一时高兴,吩咐取酒来赏花,绿云赶忙去了。文卿又在花园走了几步,笑对宝珠道 :“看你双脸微红,一肩香玉,这些名花虽好,总不及你这解语花儿 。”宝珠低头一笑。绿云已领了四个丫头,捧着酒肴来了。文卿就教台基上铺了锦毯,摆下酒肴,拉着宝珠,席地而坐,教紫云、绿云也坐了。饮过几杯,文卿不住的捻手捻脚,谑浪笑傲,颇为高兴。文卿道 :“我对美人赏名花,二美具矣 。”紫云道 :“这类芍药花种类颇多,我们园内都不及 。”绿云道 :“不知今年我们家里芍药开得何如 。”文卿道 :“你大姐姐在家,也要赏花了。”宝珠道:“他最爱的是花,他时常到园里,今年多了几个人 ,格外有兴。”文卿道 :“ 你大姐姐真好,我就爱他。 人说他脸上有威光,我说他全是媚态,这说堪为知者道,难为俗人言,你看得出看不出?”宝珠道 :“我姐姐眉梢眼角,晕点杀气,更显得娇媚。”文卿道:“ 我说我是个赏鉴家 ,眼睛不得错的。 他俊俏出自天然,娇柔隐在骨里,要非寻常美人,脂粉所能位置者也 !”宝珠微笑道 :“你想他吗?”文卿大笑。宝珠道 :“当日把他给你也配 。”文卿笑道 :“我有了你,又要他干什么?”宝珠道:“得陇望蜀,人之常情,况且他又比我好。” 文卿道:“你又何尝不好?还要比他更好。 你姊妹两个都是美人,但要分个界限,你是正途,他是异途,总是世间有一无二的 。”宝珠笑道 :“过誉了,我何能及他 。”文卿道 :“你还吃醋么?”宝珠道 :“我也不敢,但他那性气,你受不来。”文卿道:“我有什么受不来 ,凡事让他些就罢了 。” 宝珠道 :“你肯让人吗?”文卿道 :“我也肯,看什么人 。”宝珠含笑道 :“也不见得,这话我也听见说过的 。”文卿一笑,不言语,又吃了两杯。文卿道 :“那天我们说的那个集曲牌名,你说得很好,但是三句话不成体段,不如集他一首诗有趣些 。”宝珠道 :“过于费心,不做罢 。”文卿道 :“我最怕人败我的兴。
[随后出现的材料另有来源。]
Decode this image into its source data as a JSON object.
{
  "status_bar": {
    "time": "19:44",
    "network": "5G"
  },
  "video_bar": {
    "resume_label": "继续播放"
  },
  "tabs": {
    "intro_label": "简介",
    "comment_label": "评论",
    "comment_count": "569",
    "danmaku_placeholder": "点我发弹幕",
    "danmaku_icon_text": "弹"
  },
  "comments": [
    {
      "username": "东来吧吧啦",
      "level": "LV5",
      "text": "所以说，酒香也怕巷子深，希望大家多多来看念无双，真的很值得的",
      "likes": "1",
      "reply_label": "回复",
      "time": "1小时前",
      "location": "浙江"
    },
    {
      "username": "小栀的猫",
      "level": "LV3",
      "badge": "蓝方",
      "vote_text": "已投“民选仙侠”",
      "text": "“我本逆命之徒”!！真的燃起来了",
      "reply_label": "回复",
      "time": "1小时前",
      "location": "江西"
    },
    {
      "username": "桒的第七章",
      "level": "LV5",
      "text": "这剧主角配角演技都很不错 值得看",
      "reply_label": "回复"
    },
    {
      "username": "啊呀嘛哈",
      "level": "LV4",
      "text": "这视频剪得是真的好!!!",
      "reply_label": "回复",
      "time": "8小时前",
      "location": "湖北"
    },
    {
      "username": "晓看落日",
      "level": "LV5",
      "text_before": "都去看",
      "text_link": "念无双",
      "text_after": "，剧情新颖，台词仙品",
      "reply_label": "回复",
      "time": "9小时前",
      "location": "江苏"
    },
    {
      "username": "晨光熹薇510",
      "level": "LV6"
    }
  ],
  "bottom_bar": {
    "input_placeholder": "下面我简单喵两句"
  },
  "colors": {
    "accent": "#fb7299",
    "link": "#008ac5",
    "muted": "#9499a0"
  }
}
你到今日,还不知道我的性格么?”宝珠道 :“我不过怕你费心,你既高兴,我敢不奉陪?”文卿道 :“你做不做呢?”宝珠道 :“我倒说陪你。”忽听旁边三个暖酒的老婆子,卿卿哝哝的道:“少爷少奶奶,终日吟诗作对,不知我们可能不能?”绿云道:“呸!你们还想吟诗作对,除非再去投胎 。”三个老婆子堵住嘴不言语。文卿高兴,笑道 :“你们既想做诗,过来和少奶奶做,你们每人做一句,请少奶奶替你收一句。”紫云笑道:“你们听见没有 。” 三人只得上来站着,好似雷打呆了一般。 宝珠只是掩着口笑。紫云道 :“每人快说一句。”老婆子道:“姑娘教我们说什么呢?” 紫云道 :“ 无论村言俗语,只要七个字就行了 。”老婆子道 :“什么叫村言俗语?”众人大笑。有个老婆子道 :“只要是七个字的俗套语就是了 。”紫云笑道:“很好,你很明白,快说罢 。”老婆子想了又想,用指头数了又数,说道 :“我愿少爷少奶奶,富贵繁华到白头 。”文卿赞道 :“很说得去,底下派谁说呢?”两个推了又推,上来一个道 :“我说什么是好?”紫云道 :“下一字要押韵呢 。”老婆子道 :“什么押韵?”绿云道 :“顺口就叫押韵 。”紫云又教他一遍。老婆子道:”他底下是头字——头流油休 。” 老婆子道 :“我有了,冤家相聚几时休,好不好?”绿云道 :“好极了 。”众人笑得打跌倒。那一个老婆子道 :“我连押韵都不能。”紫云道 :“ 却好这一句不要押韵,随你讲完罢 。” 老婆子想了又想道 :“今朝有酒今朝醉 。”宝珠冲口接着道 :“与尔同消万古愁 。”文卿、紫云等大赞。文卿道 :“倒有个趣儿,我也和他们做一首 。”紫云道 :“别胡闹罢,看他三个汗都作出来了,饶他罢。你们做两首好的 。”文卿道 :“做得不好,我“他们个罚下来 。”宝珠道 :“随你的意思 。”文卿道 :“我做得不好,罚我十大杯,你做得不好,照前天晚间做故事,再顽一回 。”宝珠道 :“可不能胡闹,在这里不比在……”说到此,脸一红,不说了。文卿笑道 :“也吃十大杯罢 。”宝珠道:“我量浅 。”紫云道 :“我们两人代消 。”不知文卿依不依,且看下回分解。